As I write this, Pacific Islanders in Vanuatu are left picking up the pieces after the worst natural disaster in recent memory ripped through the region. Vanuatu’s president referred to Cyclone Pam as a “monster,” a storm that singlehandedly leveled the capital city leaving at least sixteen confirmed dead and countless others displaced.
Closer to home, Boston is still digging out from its snowiest winter on record. Meanwhile, drought continues to plague California, and a NASA scientist recently warned the state has just one year of water supply left in its reservoirs.
Monster storms, mega droughts and record-breaking precipitation are not some distant threats in the future – they are the new normal. Climate change is here and now.
Forget about the politicians who deny climate science, or worse, ban the use of the term “climate change.” While they bury their heads in the sand, the rest of us need to channelour frustration to collectively organize and mobilize.

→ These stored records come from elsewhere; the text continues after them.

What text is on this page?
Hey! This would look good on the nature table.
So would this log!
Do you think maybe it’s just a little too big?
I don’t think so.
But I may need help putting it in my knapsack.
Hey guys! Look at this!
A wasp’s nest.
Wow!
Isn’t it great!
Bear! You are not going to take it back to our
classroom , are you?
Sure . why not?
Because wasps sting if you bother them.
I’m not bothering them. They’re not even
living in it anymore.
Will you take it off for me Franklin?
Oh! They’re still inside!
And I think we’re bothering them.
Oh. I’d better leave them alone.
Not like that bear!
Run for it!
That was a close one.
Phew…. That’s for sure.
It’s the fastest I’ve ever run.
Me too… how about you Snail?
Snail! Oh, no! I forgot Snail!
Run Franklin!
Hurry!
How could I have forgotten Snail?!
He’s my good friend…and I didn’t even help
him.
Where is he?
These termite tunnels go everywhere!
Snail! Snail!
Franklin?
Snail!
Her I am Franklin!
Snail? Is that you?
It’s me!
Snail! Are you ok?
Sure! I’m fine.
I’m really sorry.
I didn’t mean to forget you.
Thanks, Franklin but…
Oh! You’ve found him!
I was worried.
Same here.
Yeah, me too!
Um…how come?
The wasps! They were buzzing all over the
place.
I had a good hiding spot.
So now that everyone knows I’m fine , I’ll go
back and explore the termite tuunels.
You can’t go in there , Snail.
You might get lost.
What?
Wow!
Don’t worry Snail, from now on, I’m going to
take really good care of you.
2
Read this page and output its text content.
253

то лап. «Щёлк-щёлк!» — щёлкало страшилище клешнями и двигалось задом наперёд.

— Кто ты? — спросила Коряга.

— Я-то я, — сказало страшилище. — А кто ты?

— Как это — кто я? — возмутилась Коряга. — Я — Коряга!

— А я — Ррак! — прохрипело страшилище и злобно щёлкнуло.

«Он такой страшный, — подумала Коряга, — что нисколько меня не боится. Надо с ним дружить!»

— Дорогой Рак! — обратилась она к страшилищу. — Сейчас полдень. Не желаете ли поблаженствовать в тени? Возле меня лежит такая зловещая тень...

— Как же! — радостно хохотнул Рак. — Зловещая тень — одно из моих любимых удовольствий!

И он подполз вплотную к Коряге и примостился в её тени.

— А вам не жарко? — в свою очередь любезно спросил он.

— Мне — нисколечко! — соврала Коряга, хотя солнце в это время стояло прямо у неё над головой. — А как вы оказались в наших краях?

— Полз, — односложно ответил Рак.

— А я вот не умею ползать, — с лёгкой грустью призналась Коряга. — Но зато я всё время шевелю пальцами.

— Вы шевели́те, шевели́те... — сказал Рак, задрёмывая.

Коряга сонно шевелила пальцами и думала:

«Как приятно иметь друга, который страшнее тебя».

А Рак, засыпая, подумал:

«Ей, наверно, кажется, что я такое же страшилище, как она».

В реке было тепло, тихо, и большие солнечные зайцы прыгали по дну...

A crisis this big – climate disruption is a crisis of unprecedented magnitude – calls for a radical and widespread response. Thanks to the Citizens United court decision and years of chipping away at environmental statutes, we can no longer count on our government and our regulations to protect our interests. Our democracy is eroding under the profit maximizing, “free market” machine, just as the earth we tread upon is being ravaged and raped by industrial development. Ultimately, we’re in the midst of a power struggle, with the extractive industry doubling down on tar sands, fracking, and ever more dangerous and dirty fossil fuels.
We’re starting to fight back, and it’s certainly refreshing to see fossil fuel resistance mounting globally, including a rapidly expansive, largely student-led divestment movement. But we still have a long way to go, and we must keep up the pressure.
As Frederick Douglas once said, “Power concedes nothing without a demand.” And when the stakes are as high as they are now in terms of the climate crisis, those demands have to be bold, and they have to be broad. Bold – like policies aimed at steep emissions reductions in line with climate science, not aimed at safeguarding industry. Broad – reaching beyond energy and climate policies and demanding reforms and reparations for all kinds of social ills and injustices, and uniting what are framed as disparate issues into one momentous movement for change.
From #BlackLivesMatter to immigration to LGBTQ and women’s rights, it’s time to recognize the linkages between forces of oppression and to elevate the call for systemic change and climate justice. We’re all in this together, and we need everyone to change everything.
And we especially need the energy and the voices of young people. As Millennials, we need to rise to our historic moment and lead the call for justice and the transformation to a more sustainable society. We have to treat this as the fight of our lives, for the actions we take now will determine whether the decades that follow will be uncomfortable but bearable, or truly catastrophic. With each passing day we inch closer to climate calamity. This is our reality, but we cannot turn to despair and indifference. We have to stand up and fight. Together, we can turn the tide of injustice and oppression.